Language
Country/Area
No result found
Sail to explore the three-dimensional structure of drugs: What impact does chirality have on drugs?
In the world of chemistry, compounds that exhibit mirror-image symmetry are called chiral molecules, and each side of such a molecule is called an enantiomer. These drugs, which are similar in structure but may have significant differences in biological activity, are the core theme of chiral drugs. The use of chiral drugs has led to discussions about their efficacy and safety, especially the possible drastic changes between different enantiomers of the same drug.
There may be significant physiological activity differences between enantiomers of chiral drugs, and these differences can significantly affect the efficacy and adverse reactions of the drug.
The history of chirality
The history of exploring chirality can be traced back to 1812, when physicist Jean-Baptiste Biot first discovered the phenomenon of "optical activity." Louis Pasteur proposed in subsequent research that the optical activity of certain substances is caused by the asymmetry of their molecules, and this asymmetry makes the mirror images of the molecules non-superimposable. In 1848, Pasteur further manually separated two different crystals from the enantiomers of sodium-ammonium tartrate, laying the foundation for stereochemistry.
Terms and descriptions of chiral drugs
In early chiral terminology, enantiomers were distinguished based on the direction of rotation of plane-polarized light. Those that rotate to the right are called "dextro" and those that rotate to the left are called "levo". ). However, as science progressed, this nomenclature was gradually replaced by newer systems such as the Fischer convention and the Cahn-Ingold-Prelog rule. Today, the latter has become almost an internationally accepted naming convention.
According to the Cahn-Ingold-Prelog rule, chiral centers are marked by the priority between substituents and are designated "R" or "S" respectively.
The past and present of the drug lasemide
Failure to pay the necessary attention to drug chirality actually led to some major medical accidents, such as the thalidomide incident. The drug is widely used as lasemide, but side effects from one of its enantiomers have led to dire consequences for pregnant women. In 1984, an article by Ariens revealed problems in pharmacological and pharmacokinetic studies of lasemide, triggering a discussion about this type of drug.
The rise of stereopharmacology
With the advancement of science and technology, chiral pharmacology has gradually emerged. This field focuses on exploring how the three-dimensional structure of drugs affects their physiological activities. The role of each enantiomer in the human body is therefore considered as an independent chemical substance, and their biological interactions are therefore particularly important. In this context, new concepts such as “eutomer” and “distomer” have been proposed to describe the relative efficacy of different enantiomers.
This new pharmacological perspective has prompted the scientific community to pay greater attention to the separation of enantiomers and the development of specialized drugs.
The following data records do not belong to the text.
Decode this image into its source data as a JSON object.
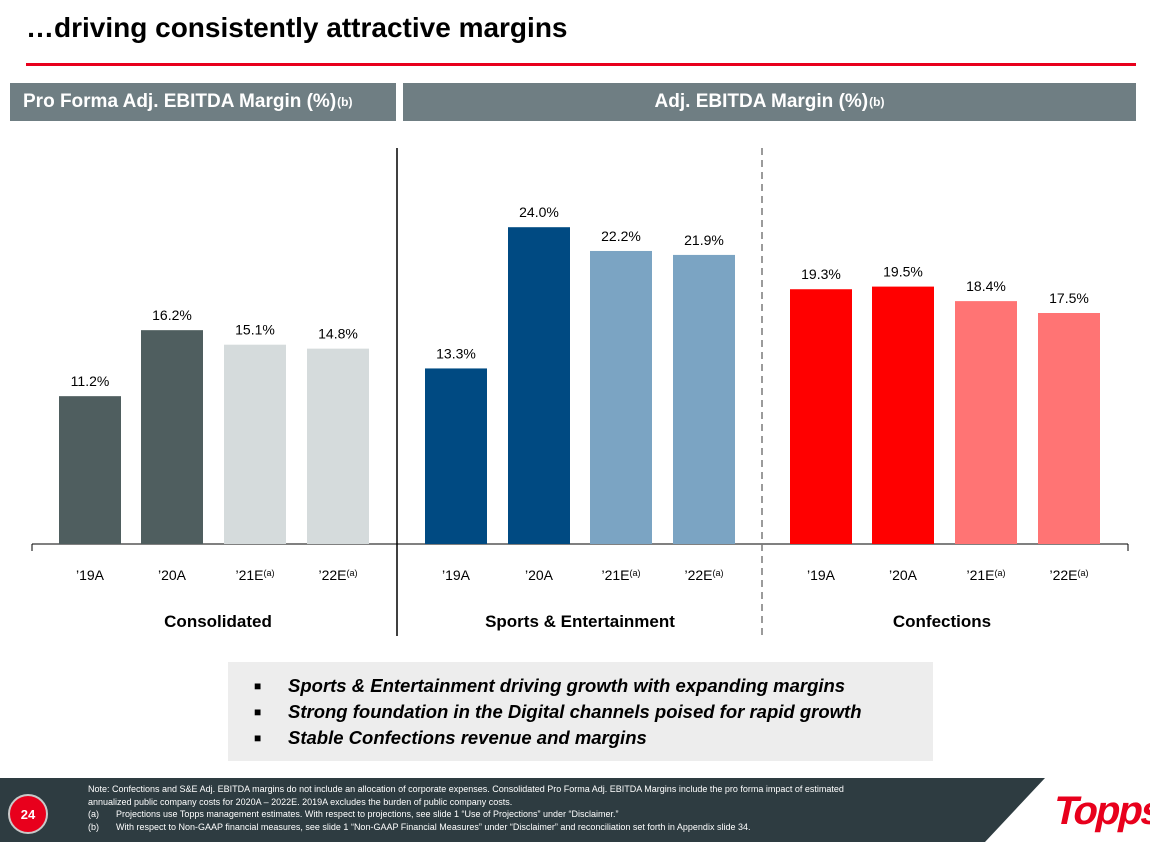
{
  "slide": {
    "title": "…driving consistently attractive margins",
    "page_number": "24",
    "logo_text": "Topps"
  },
  "headers": {
    "left": {
      "label": "Pro Forma Adj. EBITDA Margin (%)",
      "sup": "(b)"
    },
    "right": {
      "label": "Adj. EBITDA Margin (%)",
      "sup": "(b)"
    }
  },
  "chart_data": {
    "type": "bar",
    "groups": [
      {
        "name": "Consolidated",
        "categories": [
          "’19A",
          "’20A",
          "’21E",
          "’22E"
        ],
        "category_superscripts": [
          "",
          "",
          "(a)",
          "(a)"
        ],
        "values": [
          11.2,
          16.2,
          15.1,
          14.8
        ],
        "labels": [
          "11.2%",
          "16.2%",
          "15.1%",
          "14.8%"
        ],
        "colors": [
          "#4f5e5f",
          "#4f5e5f",
          "#d5dbdc",
          "#d5dbdc"
        ]
      },
      {
        "name": "Sports & Entertainment",
        "categories": [
          "’19A",
          "’20A",
          "’21E",
          "’22E"
        ],
        "category_superscripts": [
          "",
          "",
          "(a)",
          "(a)"
        ],
        "values": [
          13.3,
          24.0,
          22.2,
          21.9
        ],
        "labels": [
          "13.3%",
          "24.0%",
          "22.2%",
          "21.9%"
        ],
        "colors": [
          "#004a82",
          "#004a82",
          "#7ba4c3",
          "#7ba4c3"
        ]
      },
      {
        "name": "Confections",
        "categories": [
          "’19A",
          "’20A",
          "’21E",
          "’22E"
        ],
        "category_superscripts": [
          "",
          "",
          "(a)",
          "(a)"
        ],
        "values": [
          19.3,
          19.5,
          18.4,
          17.5
        ],
        "labels": [
          "19.3%",
          "19.5%",
          "18.4%",
          "17.5%"
        ],
        "colors": [
          "#ff0000",
          "#ff0000",
          "#ff7474",
          "#ff7474"
        ]
      }
    ],
    "ylim": [
      0,
      24
    ],
    "grid": false
  },
  "bullets": [
    "Sports & Entertainment driving growth with expanding margins",
    "Strong foundation in the Digital channels poised for rapid growth",
    "Stable Confections revenue and margins"
  ],
  "notes": [
    {
      "mark": "",
      "text": "Note: Confections and S&E Adj. EBITDA margins do not include an allocation of corporate expenses. Consolidated Pro Forma Adj. EBITDA Margins include the pro forma impact of estimated"
    },
    {
      "mark": "",
      "text": "annualized public company costs for 2020A – 2022E. 2019A excludes the burden of public company costs."
    },
    {
      "mark": "(a)",
      "text": "Projections use Topps management estimates. With respect to projections, see slide 1 “Use of Projections” under “Disclaimer.”"
    },
    {
      "mark": "(b)",
      "text": "With respect to Non-GAAP financial measures, see slide 1 “Non-GAAP Financial Measures” under “Disclaimer” and reconciliation set forth in Appendix slide 34."
    }
  ],
  "colors": {
    "accent_red": "#e8001c",
    "header_gray": "#6f7e83",
    "footer_dark": "#2e3c41"
  }
}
Biological environment and chirality
We know that the human physiological environment is chiral in nature and contains a large number of chiral molecules, such as amino acids, enzymes and nucleic acids. Therefore, when the drug lasemide enters the body, the enantiomers are selectively metabolized in the biological environment. This bioselectivity can influence the pharmacokinetics and pharmacodynamics of the drug.
Drug toxicity and safety
With in-depth research on chiral drugs, the scientific community has noticed that different enantiomers may induce different toxic reactions. For example, some enantiomers cause adverse reactions that are not seen in their complementary enantiomers, reflecting the need to perform chiral separations to create single enantiomers. Classic examples include thalidomide, as well as other related studies such as monoamine oxidase inhibitors, which have shown the impact of chirality on drug safety.
Future direction
As the understanding of chirality and its biological activities continues to deepen, there will be more research and development of chiral drugs in the future, especially in the treatment of specific diseases. "Chirality switching" in drug development will also become a common trend, which will not only help improve efficacy, but also effectively reduce the risk of side effects. It is foreseeable that the study of chirality will occupy an increasingly important position in the field of medicine.
As we consider the profound impact of chirality on drug action, we have to ask: Are we ready for the transformation of medicine brought about by this chiral revolution?